Originally composed as a solo work for Russian American pianist Kirill Gerstein, this orchestral version was commissioned and performed with the Grammy Award-winning Orpheus Chamber Orchestra – a democratic conductor-less ensemble of 38 musicians who rotate leadership and governance and whose complete recordings are about to be released on Deutsche Grammophon. Mehldau and the Orchestra toured the US, Europe and Russia with the piece, and this recording was a live performance in October 2013 at Mechanics Hall, Worcester, Massachusetts, a venue known for its elegance and perfect acoustics.
Mehldau explains the technical structure of the work in the liner notes, a series of paired variations book-ended with Theme and Postlude. He draws attention to the narrative challenge of how to tell a story that starts with a conclusion. Perhaps the answer to this conundrum is to use each variation to explore the multitude of emotions that trigger melancholy, to dissect and probe the emotion in order to understand it, or at least accept it. And that’s what happens in the Theme, 11 Variations, Cadenza and Postlude. They tumble into each other, scarcely a breath between them, creating a unified work which dazzles, each piece gently merging into the next with forward references.
Theme is a memorable waltz, gently paced and not deeply melancholic, although woodwind intimates that emotion. The first two variations continue the skittery waltz, a sense of remembered sunlit happiness which you know must end. The pace picks up and the mood darkens, a tumult of piano notes, dissonance and angles. Variation 7 is for orchestra only, twelve-tone, it is sombre with shades of Prokofiev and achingly beautiful strings. Variations 9 and 10 are lighter in feel after the dense and dark Variation 8, like dawn after a long night, and a sense of acceptance and resignation.

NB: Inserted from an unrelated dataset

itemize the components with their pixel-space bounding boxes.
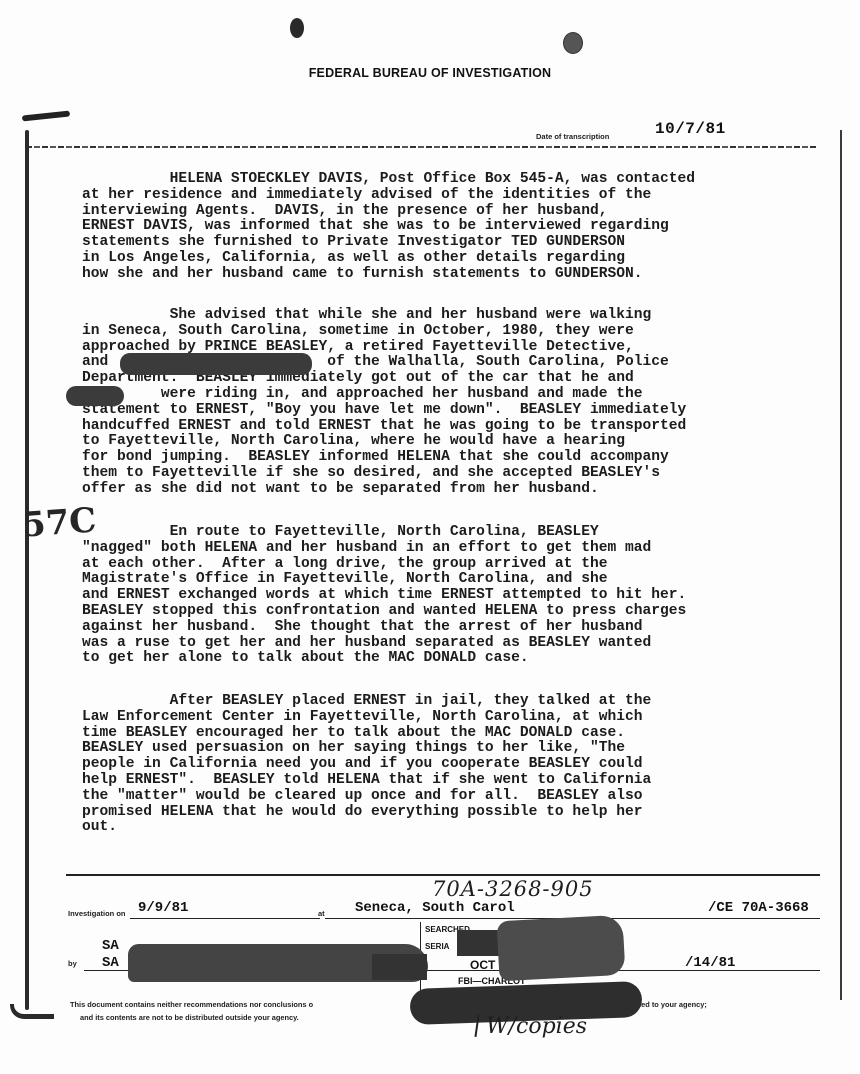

There is an American landscape spaciousness about the sound whilst at the same time a complexity of detail delicately and serenely portrayed by a masterly chamber orchestra. At no time does the piano dominate and Mehldau modestly allows himself only one Variation for solo piano, a Cadenza and an encore. The Cadenza is of limpid beauty like bird song and the pure blues encore Variations X and Y sparkles with staccato notes. The beauty of working with a conductor-less orchestra is that the musicians are free to grasp the moment to explore what they hear, without a single coherent viewpoint imposed from a conductor. Orpheus Chamber Orchestra do this with great sensitivity, no more so than in the longest piece, the symphonic climactic Postlude, a beautiful conversation between pianist and orchestra.

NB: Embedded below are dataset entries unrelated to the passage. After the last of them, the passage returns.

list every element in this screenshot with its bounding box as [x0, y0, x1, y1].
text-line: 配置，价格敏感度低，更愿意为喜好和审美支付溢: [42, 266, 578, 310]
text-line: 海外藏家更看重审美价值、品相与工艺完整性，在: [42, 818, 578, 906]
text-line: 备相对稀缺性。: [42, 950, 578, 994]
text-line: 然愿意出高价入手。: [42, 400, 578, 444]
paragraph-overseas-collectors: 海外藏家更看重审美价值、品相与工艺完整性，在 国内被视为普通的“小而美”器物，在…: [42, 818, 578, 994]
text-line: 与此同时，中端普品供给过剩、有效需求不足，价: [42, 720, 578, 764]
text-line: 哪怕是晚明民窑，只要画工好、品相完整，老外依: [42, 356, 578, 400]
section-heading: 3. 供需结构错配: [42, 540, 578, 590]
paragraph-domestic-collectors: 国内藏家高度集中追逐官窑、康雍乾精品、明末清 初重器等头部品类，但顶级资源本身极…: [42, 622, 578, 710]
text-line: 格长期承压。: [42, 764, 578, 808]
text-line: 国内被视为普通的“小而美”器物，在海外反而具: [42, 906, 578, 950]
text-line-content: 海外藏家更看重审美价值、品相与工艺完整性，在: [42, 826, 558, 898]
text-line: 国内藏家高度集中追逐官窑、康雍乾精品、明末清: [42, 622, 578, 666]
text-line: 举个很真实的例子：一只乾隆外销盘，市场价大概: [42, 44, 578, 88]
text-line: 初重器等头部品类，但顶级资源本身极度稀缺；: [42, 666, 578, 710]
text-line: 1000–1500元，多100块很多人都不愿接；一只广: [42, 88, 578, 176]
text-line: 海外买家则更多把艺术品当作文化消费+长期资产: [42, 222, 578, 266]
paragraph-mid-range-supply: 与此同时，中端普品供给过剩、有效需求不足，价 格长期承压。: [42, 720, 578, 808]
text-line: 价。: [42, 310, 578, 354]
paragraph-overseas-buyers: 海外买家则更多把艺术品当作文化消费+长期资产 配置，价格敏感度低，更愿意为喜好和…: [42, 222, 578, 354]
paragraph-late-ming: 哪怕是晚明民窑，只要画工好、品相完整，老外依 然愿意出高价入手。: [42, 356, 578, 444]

The recording may date from 2013 but now is a good time for this release, a follow up to Mehldau’s solo album Suite: April 2020 which explored his personal experience of the Covid-19 pandemic. In this orchestral work he explores a universal, valuable and intangible emotion with great insight into the human predicament. The album cover is also a thing of beauty – a montage of steam trains and steamboats, autumn foliage, a skyscraper at dusk and a sepia photo of unnamed women. These things hint at nostalgia and complement a very fine work.